ROASTED VEGETABLE STRUDEL: 2 WAYS
Yield:
1 Strudel
Ingredients
- 5-6 sheets (country phyllo #10) phyllo pastry, thawed and at room temperature
- 4 tablespoons butter, melted
For the Filling:
- 1-2 bell peppers, sliced
- 2 leeks, sliced into half-moons
- 1 zucchini, cubed
- ½ eggplant, cubed
- 2 garlic cloves
- 1 potato, cubed
- 3-4 ounces feta cheese
- Salt and black pepper, to taste
- 1 teaspoon dried oregano
- 1/3 cup olive oil
Optional fillings:
- sliced mushrooms, pine nuts, sliced carrots, butternut squash
The Red Sauce:
- ¼ cup olive oil
- 1.2 cup finely chopped onion
- 14 ounces canned tomatoes, pureed
- Salt and black pepper, to taste
- Pinch of crushed red pepper flakes
- 5-6 Kalamata olives, sliced
- 2 tablespoons chopped fresh parsley
The White Sauce:
- 2 tablespoons butter or oil
- 2 tablespoons all-purpose flour
- 1 cup whole milk
- Salt and black pepper, to taste
- 1/8 teaspoon ground nutmeg
- 1 egg
- 1/3 cup diced gouda or shredded parmesan cheese
Instructions
- Preheat the oven to 450 °F, 230 °C.
- Place all of the filling ingredients in a baking tray and toss together. Roast until tender. About 35-40 minutes. Set aside to cool.
- To prepare the red sauce:In a small saucepan over medium heat, cook the onions and olive oil for 8-10 minutes or until they are soft and translucent. Add the pureed tomatoes, salt, pepper, and crushed red pepper flakes. Cook for 10 minutes or until sauce thickens. Remove from heat and garnish with chopped parsley and sliced olives. Mix to combine.

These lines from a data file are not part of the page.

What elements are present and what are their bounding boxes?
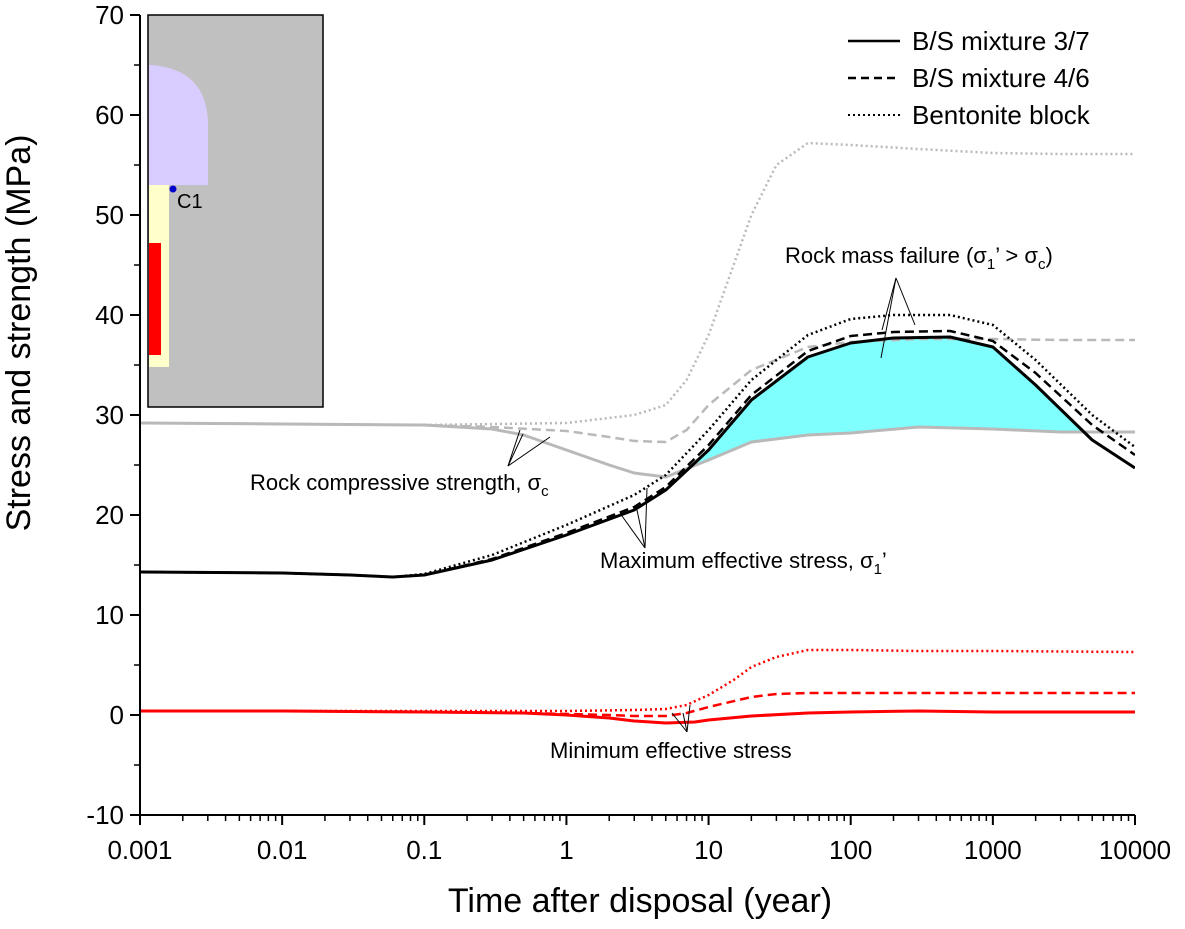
x-tick-label: 0.001 <box>107 835 172 865</box>
annotation-failure-sub1: 1 <box>987 256 995 273</box>
annotation-leaders <box>507 277 916 733</box>
x-tick-label: 10000 <box>1099 835 1171 865</box>
x-tick-label: 100 <box>829 835 872 865</box>
max-effective-stress-dashed-line <box>140 329 1135 579</box>
inset-model-geometry: C1 <box>147 14 324 408</box>
min-effective-stress-dotted-line <box>140 648 1135 713</box>
y-tick-label: 10 <box>95 600 124 630</box>
inset-point-label: C1 <box>177 191 203 213</box>
annotation-failure: Rock mass failure (σ1’ > σc) <box>785 243 1053 273</box>
y-tick-label: 70 <box>95 0 124 30</box>
rock-mass-failure-region <box>692 337 1083 467</box>
rock-compressive-strength-dashed-line <box>140 337 1135 444</box>
legend: B/S mixture 3/7 B/S mixture 4/6 Bentonit… <box>848 26 1091 130</box>
x-axis-title: Time after disposal (year) <box>448 882 832 920</box>
x-tick-label: 10 <box>694 835 723 865</box>
inset-canister <box>149 243 161 355</box>
y-tick-label: 60 <box>95 100 124 130</box>
y-tick-label: 40 <box>95 300 124 330</box>
x-tick-label: 0.1 <box>406 835 442 865</box>
annotation-max-stress-sub: 1 <box>874 561 882 578</box>
legend-label-dotted: Bentonite block <box>912 100 1091 130</box>
annotation-rock-strength: Rock compressive strength, σc <box>250 470 549 500</box>
annotation-failure-main: Rock mass failure (σ <box>785 243 987 268</box>
y-tick-label: 20 <box>95 500 124 530</box>
annotation-max-stress-main: Maximum effective stress, σ <box>600 548 874 573</box>
x-tick-label: 0.01 <box>257 835 308 865</box>
inset-point-c1 <box>169 185 177 193</box>
min-effective-stress-dashed-line <box>140 691 1135 718</box>
annotation-min-stress: Minimum effective stress <box>550 738 792 763</box>
y-tick-label: 30 <box>95 400 124 430</box>
annotation-rock-strength-main: Rock compressive strength, σ <box>250 470 542 495</box>
legend-label-dashed: B/S mixture 4/6 <box>912 63 1090 93</box>
inset-buffer <box>149 65 208 185</box>
x-tick-label: 1000 <box>964 835 1022 865</box>
annotation-max-stress-prime: ’ <box>882 548 887 573</box>
annotation-max-stress: Maximum effective stress, σ1’ <box>600 548 887 578</box>
y-tick-label: -10 <box>86 800 124 830</box>
annotation-failure-mid: ’ > σ <box>995 243 1038 268</box>
y-tick-label: 50 <box>95 200 124 230</box>
annotation-failure-close: ) <box>1045 243 1052 268</box>
rock-compressive-strength-solid-line <box>140 421 1135 479</box>
y-tick-label: 0 <box>110 700 124 730</box>
min-effective-stress-solid-line <box>140 709 1135 725</box>
legend-label-solid: B/S mixture 3/7 <box>912 26 1090 56</box>
x-tick-label: 1 <box>559 835 573 865</box>
annotation-rock-strength-sub: c <box>541 483 549 500</box>
max-effective-stress-dotted-line <box>140 313 1135 579</box>
annotation-failure-sub2: c <box>1038 256 1046 273</box>
y-axis-title: Stress and strength (MPa) <box>0 135 38 532</box>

- To prepare the white sauce:In a small saucepan, combine the flour and oil/butter and cook over medium heat until toasted. About 2 minutes. Add milk and whisk together until smooth. Season with salt, pepper, and nutmeg. Cook over medium heat (stirring constantly) until thickened. The mixture should coat the back of a spoon.
- In a small bowl, whisk the egg and temper with some of the hot cream mixture. Return the egg mixture to the saucepan and add the cheese. Whisk together and set aside (off the heat).
- To form the strudel:
- Pour either the white sauce or the red sauce over the roasted vegetables. Crumble the feta cheese on top and mix well to combine.
- Place one sheet of phyllo on a baking tray lined with parchment paper. Drizzle some butter on top, concentrating on the edges. Layer the remaining sheets of phyllo over top and drizzle with butter in between each layer.
- Place all of the roasted vegetable filling on the bottom third (the longer side) of the phyllo. Roll it up (use the parchment paper under the phyllo to help roll). Tuck the edges (brushed with lots of butter to help seal them) of the phyllo under the roll.
- Cut 6-7 diagonal slits on the top and brush the strudel all around with the remaining butter.
- Reduce the oven’s temperature to 350°F, 180 °C.
- Bake until golden all around. About 30-35 minutes.
- Allow to cool about 15 minutes and serve.